Legislativo
Projeto que previa uso de aquecedores solares é reprovado por vereadores
O projeto de lei de autoria da ARPA e que tonava obrigatória a instalação de coletores solares para o aquecimento da água
30 de Maio de 2013, 14h10
O projeto de lei de autoria da Associação Rondonopolitana de Proteção Ambiental (ARPA) e que tonava obrigatória a instalação de coletores solares para o aquecimento da água nas novas edificações com mais de três banheiros, que seria votado durante a Sessão Ordinária da quarta-feira, 29, foi barrado pelas comissões da Câmara e nem sequer foi à votação em plenário.
A manobra foi possível porque o vereador Mauro Campos (PT), autor original da propositura, apresentou um substitutivo ao projeto incluindo os vereadores Elton Mazete (PSC), Denilson Sodré, o Dico (PPS), Carlos Vanzeli (PDT) e Jailton do Pesque Pague (PDT) como autores e modificando alguns pontos da redação original, como estabelecimento de um prazo de 180 dias para a lei começar a vigorar e aumentando para quatro o número mínimo de banheiros para se enquadrarem na lei.

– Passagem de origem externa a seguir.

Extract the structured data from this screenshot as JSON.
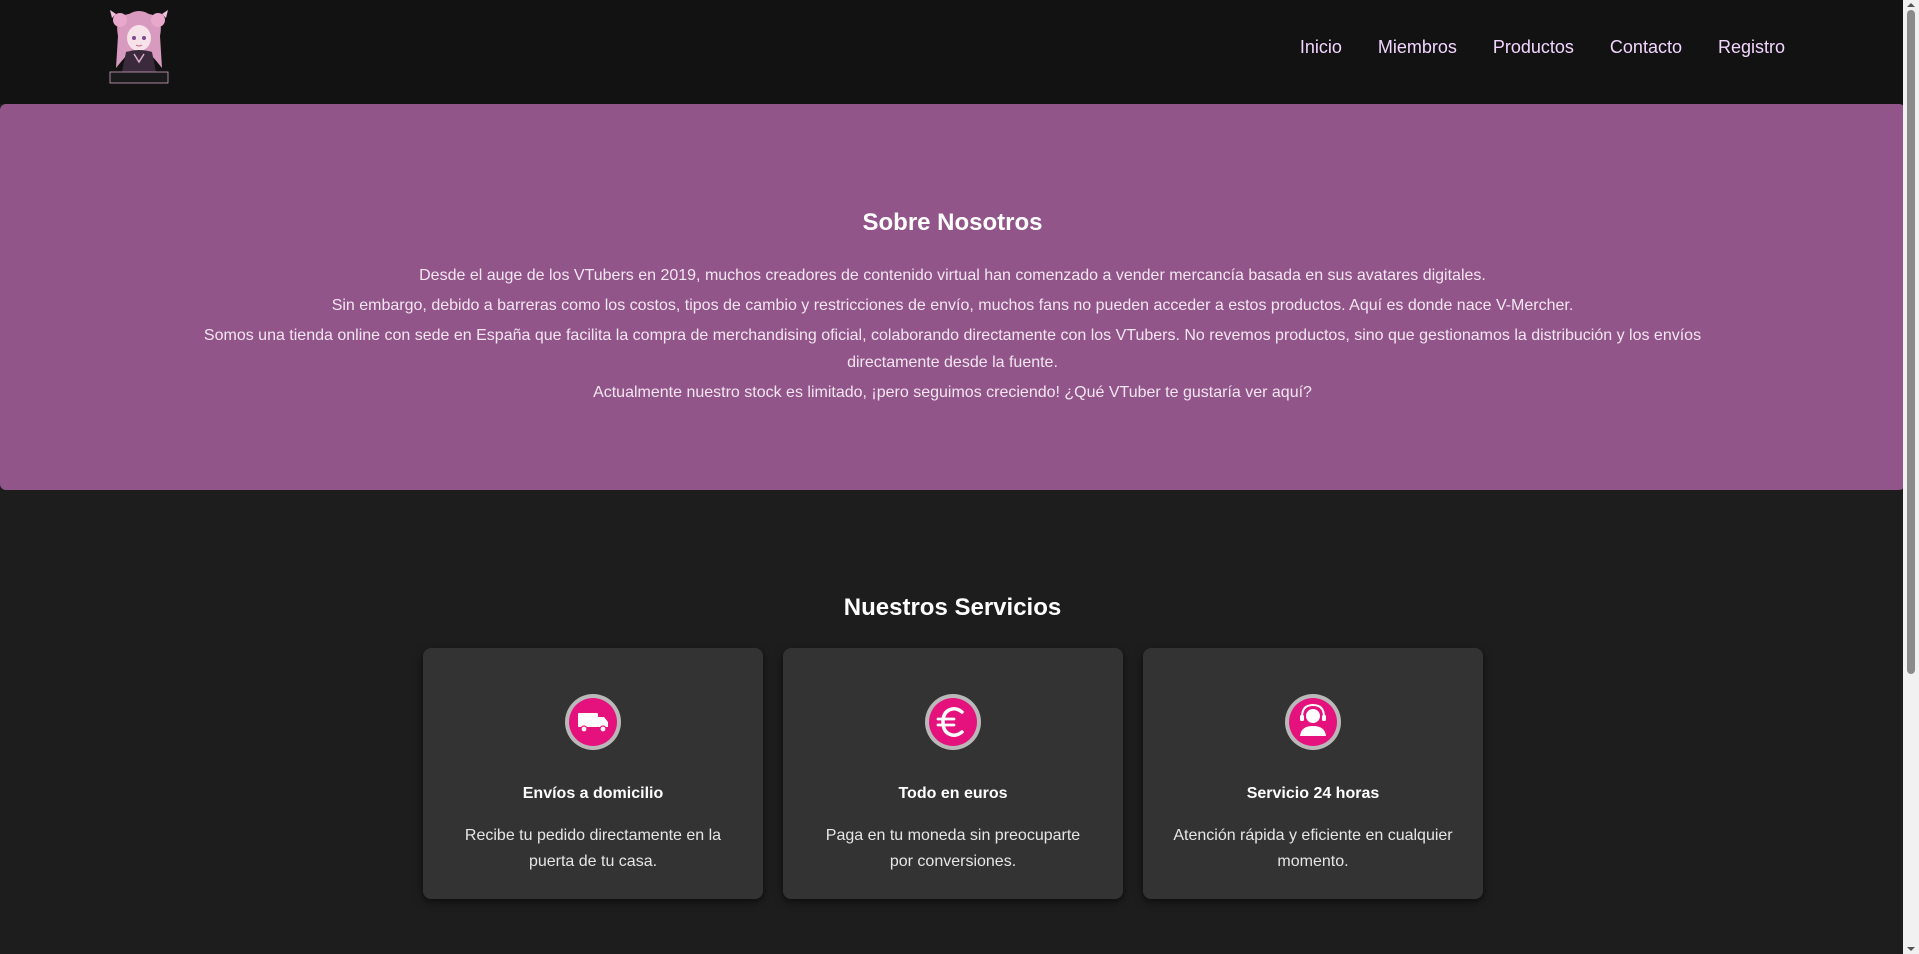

Como autores do projeto, os cinco ficaram impedidos de votar nas comissões que faziam parte, abrindo a brecha para que o projeto fosse barrado antes da votação em plenário. Agora, a proposta só poderá ser novamente colocada em discussão no ano que vem.
Entenda melhor - Estranhamente, o projeto se tornou polêmico, por que alguns vereadores entenderam que a lei não poderia obrigar os proprietários de novas edificações a instalarem o aparelho, que tem um custo que fica entre R$ 1,5 a 2 mil, afirmando que atingiriam pessoas de baixa renda. Esses vereadores queriam tirar do texto da lei a parte que tornava obrigatória a instalação dos aquecedores e, dessa forma, ele foi barrado pela Comissão de Meio Ambiente da Câmara, presidida pelo vereador Marcelo Marques (PRB), justamente quem deveria apoiar iniciativas que visem preservar o meio ambiente, o que causou espanto no autor do projeto.
"Acho que alguns vereadores estão na casa errada, pois a Câmara é para se fazer leis e, eu sinto que existem vereadores ali que só legislam para o segmento que representam e não para toda a sociedade, que é quem paga seus salários. Se nós tiramos a obrigatoriedade do cumprimento da lei, tornado esse cumprimento opcional, a pessoa faz se quiser. Aí não há a necessidade da lei, ela não faz sentido", desabafou Mauro Campos.
"A ideia de que os aquecedores geram custos é incorreta, pois dentro de dois anos eles se pagam com a economia de energia que proporcionam e, como tem uma vida útil de 15 anos, durante treze anos você só terá economia na conta. O Governo Federal tem cálculos que comprovam que o custo de cada chuveiro elétrico ligado fica entre 700 a 4000 dólares para os governos, que tem que construir novas usinas hidrelétricas para fornecer essa energia, com o agravante de que elas têm que ser construídas cada vez mais longe e com custos maiores para a distribuição da energia gerada. Sem contar com as leis ambientais cada vez mais rígidas, que dificultam e até impossibilitam a construção de novas usinas", esclareceu o vice-presidente da ARPA, Paulo José Ferreira de Souza.
Ele ainda esclareceu que com a política governamental de diminuir o déficit habitacional no País, deverão ser construídas perto de oito milhões de novas moradias populares nos próximos anos, o que aumentaria ainda mais o consumo de energia. "Se 20% dessas novas residências fizerem uso de chuveiro elétrico, teremos que construir mais meia Itaipu para atender esse consumo, o que além de consumir bilhões em recursos públicos, gerará novos problemas ambientais com os grandes alagamentos que são necessários para formar as lagoas das usinas. A melhor saída é e sempre será o uso da energia solar", disse Paulo José.
Pelo projeto, os sistemas de aquecimento de água por energia solar das novas edificações teriam que ser dimensionados para atender á pelo menos 50% da demanda anual de água quente e a exigência deveria ser observada na hora da liberação dos licenciamentos para as novas construções públicas e privadas que consumam água quente, como academias, clubes, hospitais e creches, além de conjuntos habitacionais construídos com recursos públicos e residências com três banheiros ou mais.